“Now there is a strange man,” Grandmother said to Uncle Pablôt.
Pablôt only whistled softly and looked wise.
“One would think,” continued Grandmother, “that he would be grateful for a nice trip on the back of my child. He will come to my way of thinking all in good time.” She looked around her critically. “The fire!” she said. “How fiercely the fire is burning! It quite makes me boil with anger; I won’t have it, I hate it!” and she ran upon it, scattering the embers with a great hissing sound. “There now!” turning again to Pablôt. “Do you think that the room is in readiness for my son? Shall I open the floodgates and let him in?”
“How about Anjou?” asked Uncle Pablôt.
“Anjou can ride in his basket.”
“And Philippe?”
“The little cradle by the bed that Avril sleeps in—an excellent boat! Jump in, Philippe, run and jump in, for we are going to make a voyage. I—let me see—this tub will suit me nicely; I have a fondness for tubs; and you, Pablôt, can run along the bank. Into your basket, Anjou, quick! You look strangely unhappy, my pet. Are we all ready? Enter, my son!”
Grandmother unlatched the door facing on the river; it flew back against the wall with a crash. What happened next was very confused in the mind of the startled Philippe. There was a great, swishing roar as the water of the river, swollen to unheard-of heights by the hard rain, leaped and tumbled into the room in masses and billows of silver foam. Tightly he clutched the rail of the crib as his strange boat tossed and turned and ducked and pitched and bobbed and spun around and around in the currents and cross currents and boiling waves. At last, when the water in the room had reached the level of the water outside, and therefore had suddenly quieted, he dared to look about him. Uncle Pablôt had disappeared; Grandmother was calmly sitting in her tub with a rapturous smile on her old face. “So impulsive!” she remarked conversationally to Philippe. “My son, the River,” she explained. “He is so very glad to see me. Did you notice how he jumped and romped when I let him in? It made me very proud! But we must not waste our time floating idly here; there is to be a very important reunion of my whole family.” And with that they were caught in an eddying current and swept out of the door: Anjou, with tail as erect as a mast; Philippe, wide-eyed and silent in his cradle boat; and Grandmother in her wooden tub, pleased and proud, the happy tears streaming down her cheeks.

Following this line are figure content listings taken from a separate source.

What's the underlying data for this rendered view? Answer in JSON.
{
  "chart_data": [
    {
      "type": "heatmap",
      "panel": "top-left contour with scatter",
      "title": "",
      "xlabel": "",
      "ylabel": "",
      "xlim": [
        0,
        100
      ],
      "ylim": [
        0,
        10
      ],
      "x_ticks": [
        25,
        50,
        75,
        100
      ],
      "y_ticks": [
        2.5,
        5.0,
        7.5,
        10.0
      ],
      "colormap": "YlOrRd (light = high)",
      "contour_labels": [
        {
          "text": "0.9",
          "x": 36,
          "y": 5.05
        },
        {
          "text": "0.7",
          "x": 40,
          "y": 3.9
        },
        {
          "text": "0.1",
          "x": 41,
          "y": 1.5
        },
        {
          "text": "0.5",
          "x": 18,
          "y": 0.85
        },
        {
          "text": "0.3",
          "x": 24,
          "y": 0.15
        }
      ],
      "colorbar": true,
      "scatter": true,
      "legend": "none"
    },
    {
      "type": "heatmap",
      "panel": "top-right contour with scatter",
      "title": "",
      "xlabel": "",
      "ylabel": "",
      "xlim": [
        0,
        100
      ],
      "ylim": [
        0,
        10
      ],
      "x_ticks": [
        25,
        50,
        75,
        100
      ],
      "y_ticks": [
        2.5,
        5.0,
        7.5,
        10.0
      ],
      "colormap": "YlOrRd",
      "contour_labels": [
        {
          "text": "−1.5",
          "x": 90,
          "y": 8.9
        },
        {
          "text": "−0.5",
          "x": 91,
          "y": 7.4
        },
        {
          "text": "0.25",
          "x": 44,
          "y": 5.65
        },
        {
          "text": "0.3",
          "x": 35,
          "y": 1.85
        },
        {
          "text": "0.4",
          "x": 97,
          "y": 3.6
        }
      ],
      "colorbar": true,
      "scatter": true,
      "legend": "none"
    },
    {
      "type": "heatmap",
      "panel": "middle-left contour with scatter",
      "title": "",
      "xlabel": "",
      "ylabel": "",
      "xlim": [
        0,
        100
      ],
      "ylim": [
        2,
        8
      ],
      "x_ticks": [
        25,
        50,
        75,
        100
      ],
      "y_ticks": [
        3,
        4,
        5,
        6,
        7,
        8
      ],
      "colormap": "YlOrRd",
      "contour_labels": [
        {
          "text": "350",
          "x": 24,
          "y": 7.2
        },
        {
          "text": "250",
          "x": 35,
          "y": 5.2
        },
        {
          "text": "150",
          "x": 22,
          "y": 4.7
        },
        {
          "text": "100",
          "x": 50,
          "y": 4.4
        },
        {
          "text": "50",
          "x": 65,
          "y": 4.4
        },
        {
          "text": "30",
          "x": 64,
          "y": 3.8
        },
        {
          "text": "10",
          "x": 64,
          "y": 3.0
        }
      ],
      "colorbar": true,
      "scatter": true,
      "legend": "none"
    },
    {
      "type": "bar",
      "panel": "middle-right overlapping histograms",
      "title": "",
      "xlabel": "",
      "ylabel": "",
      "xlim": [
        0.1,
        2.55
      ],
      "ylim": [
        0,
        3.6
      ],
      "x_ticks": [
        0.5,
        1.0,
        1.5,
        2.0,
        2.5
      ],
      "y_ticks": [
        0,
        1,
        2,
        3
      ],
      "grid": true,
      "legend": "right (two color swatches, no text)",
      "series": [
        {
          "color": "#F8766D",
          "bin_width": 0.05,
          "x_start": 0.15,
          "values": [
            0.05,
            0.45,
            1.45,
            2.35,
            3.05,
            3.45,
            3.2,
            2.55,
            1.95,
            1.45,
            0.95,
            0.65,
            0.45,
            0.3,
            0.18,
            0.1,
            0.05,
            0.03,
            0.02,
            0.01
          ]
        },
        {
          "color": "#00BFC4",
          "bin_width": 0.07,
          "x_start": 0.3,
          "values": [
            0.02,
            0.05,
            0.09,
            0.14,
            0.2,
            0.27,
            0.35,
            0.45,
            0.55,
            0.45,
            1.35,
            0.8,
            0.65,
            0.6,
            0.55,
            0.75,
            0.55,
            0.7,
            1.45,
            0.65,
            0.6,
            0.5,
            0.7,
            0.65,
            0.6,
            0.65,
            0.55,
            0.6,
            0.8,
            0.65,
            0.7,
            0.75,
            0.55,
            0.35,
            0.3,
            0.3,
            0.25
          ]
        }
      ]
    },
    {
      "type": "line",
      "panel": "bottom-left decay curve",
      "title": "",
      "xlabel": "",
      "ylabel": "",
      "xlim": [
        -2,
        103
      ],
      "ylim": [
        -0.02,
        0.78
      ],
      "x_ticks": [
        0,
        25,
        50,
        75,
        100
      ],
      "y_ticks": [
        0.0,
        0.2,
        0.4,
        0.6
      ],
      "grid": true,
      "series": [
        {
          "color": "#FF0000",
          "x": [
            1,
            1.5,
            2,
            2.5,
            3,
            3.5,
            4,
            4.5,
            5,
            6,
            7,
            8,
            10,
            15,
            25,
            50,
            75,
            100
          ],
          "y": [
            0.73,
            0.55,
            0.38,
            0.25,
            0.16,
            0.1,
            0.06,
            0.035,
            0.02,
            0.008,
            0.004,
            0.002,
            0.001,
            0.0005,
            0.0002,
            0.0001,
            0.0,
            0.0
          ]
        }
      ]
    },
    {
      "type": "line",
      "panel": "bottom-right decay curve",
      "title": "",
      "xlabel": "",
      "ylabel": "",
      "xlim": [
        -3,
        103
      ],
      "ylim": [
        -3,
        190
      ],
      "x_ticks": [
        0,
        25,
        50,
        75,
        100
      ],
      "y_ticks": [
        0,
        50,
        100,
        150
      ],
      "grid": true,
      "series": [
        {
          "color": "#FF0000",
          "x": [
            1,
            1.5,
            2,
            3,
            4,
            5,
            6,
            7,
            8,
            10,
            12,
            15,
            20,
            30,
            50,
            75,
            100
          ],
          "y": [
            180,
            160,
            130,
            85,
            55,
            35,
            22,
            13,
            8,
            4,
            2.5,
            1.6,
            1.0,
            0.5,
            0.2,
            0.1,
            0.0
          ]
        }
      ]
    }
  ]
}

Once you get over being frightened, it is really great good fun, so Philippe found, to go racing along a swift-flowing river in a little boat that nods to each passing wave. They passed tall reeds and rushes that waved gracefully to them from the shore, weeping willow trees, their wands gray-green and crystal with rain, gently caressing the surface of the water, emerald fields patterned with yellow flowers shining wet, mallows by the River’s edge, white with glowing hearts of deep pink, deep pink with hearts of white.
Sometimes swiftly, sometimes slowly, but always and ever onward, “Grandmother’s Son” carried them on his strong back; now through lowlands, and now between high banks of dark chocolaty mud, where, from the black portals of burrows and tunnels, the bright eyes of water animals gazed at them in astonishment. Yes, it was thoroughly delightful, but it was puzzling to Philippe; there were many things that he did not understand. He decided that he would ask Grandmother, who was floating close to him in her wooden tub.